Starship’s six-wheeled robots pack a wealth of electronics, including nine cameras and ultrasonic sensors that afford them a 360-degree view of their surroundings. They have a maximum speed of 10 miles per hour and are capable of recharging, crossing streets, climbing curbs, traveling at night, and operating in rain and snow without human supervision. As a precaution, however, a team of teleoperators monitors their progress and can take control if need be.

Courtesy of an ongoing collaboration between Starship and food and facilities management providers like Sodexo, Starship earlier this year deployed fleets of robots at Northern Arizona University’s Flagstaff campus and George Mason University’s Fairfax campus. That follows on the heels of partnerships with Domino’s in Germany, food-delivery firm Just Eat in London, and DoorDash in the U.S.

Starship offers a $10-per-month commercial package delivery service for businesses and consumer clients, complementing its large-scale commercial meal delivery program for corporate and academic campuses in Europe and the U.S. No matter the offering, delivery customers pay a flat fee of around $1.99.

Starship is far from the only company vying for a slice of the self-driving robots delivery market, which counts among its ranks well-funded startups like MarbleStarship TechnologiesNuro, Robomart, Boxbot, FedEx, Postmates, Dispatch, and Robby. Just this month, Amazon rolled its Scout robots to parts of Southern California, expanding the tech giant’s pilot program from Snohomish County, Washington.

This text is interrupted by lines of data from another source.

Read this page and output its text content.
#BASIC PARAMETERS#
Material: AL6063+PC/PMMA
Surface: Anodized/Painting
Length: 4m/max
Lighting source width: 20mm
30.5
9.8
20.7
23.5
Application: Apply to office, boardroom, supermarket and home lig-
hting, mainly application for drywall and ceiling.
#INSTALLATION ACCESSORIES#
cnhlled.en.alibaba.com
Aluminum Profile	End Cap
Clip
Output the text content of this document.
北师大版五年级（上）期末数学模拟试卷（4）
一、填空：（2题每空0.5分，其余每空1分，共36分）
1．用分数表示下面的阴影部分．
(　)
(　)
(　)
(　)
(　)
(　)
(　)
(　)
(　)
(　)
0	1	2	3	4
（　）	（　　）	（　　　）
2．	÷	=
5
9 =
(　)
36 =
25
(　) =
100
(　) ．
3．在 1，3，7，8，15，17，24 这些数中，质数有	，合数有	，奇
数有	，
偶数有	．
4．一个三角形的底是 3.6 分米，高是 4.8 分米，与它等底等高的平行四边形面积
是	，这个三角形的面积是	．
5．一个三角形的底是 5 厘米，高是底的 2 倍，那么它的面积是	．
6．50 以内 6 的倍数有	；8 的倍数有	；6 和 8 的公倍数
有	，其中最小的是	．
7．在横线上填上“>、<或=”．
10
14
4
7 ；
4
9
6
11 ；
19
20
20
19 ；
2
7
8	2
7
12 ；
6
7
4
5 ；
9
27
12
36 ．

To date, Starship — which was founded in 2014 by Skype veterans Ahti Heinla and Janus Friis — has completed hundreds of trials in nine U.S. states, The District of Columbia, and over 20 countries internationally. It claims its robots have crossed 4 million streets and delivered over 6,000 pizzas, 7,000 gallons of milk, 8,000 coffees, 9,000 sushi rolls, 15,000 bananas, and 3,700 diapers combined.

“We’ve evaluated the autonomous tech market segment around the world, and Starship is miles ahead of others in bringing advanced technology valued by real paying customers,” said TDK ventures managing director Nicolas Sauvage. “Starship’s machine learning, computer vision, and sensor fusion is the most advanced we’ve seen in autonomous robotic delivery. We look forward to contributing to the success of Starship in this important and emerging space.”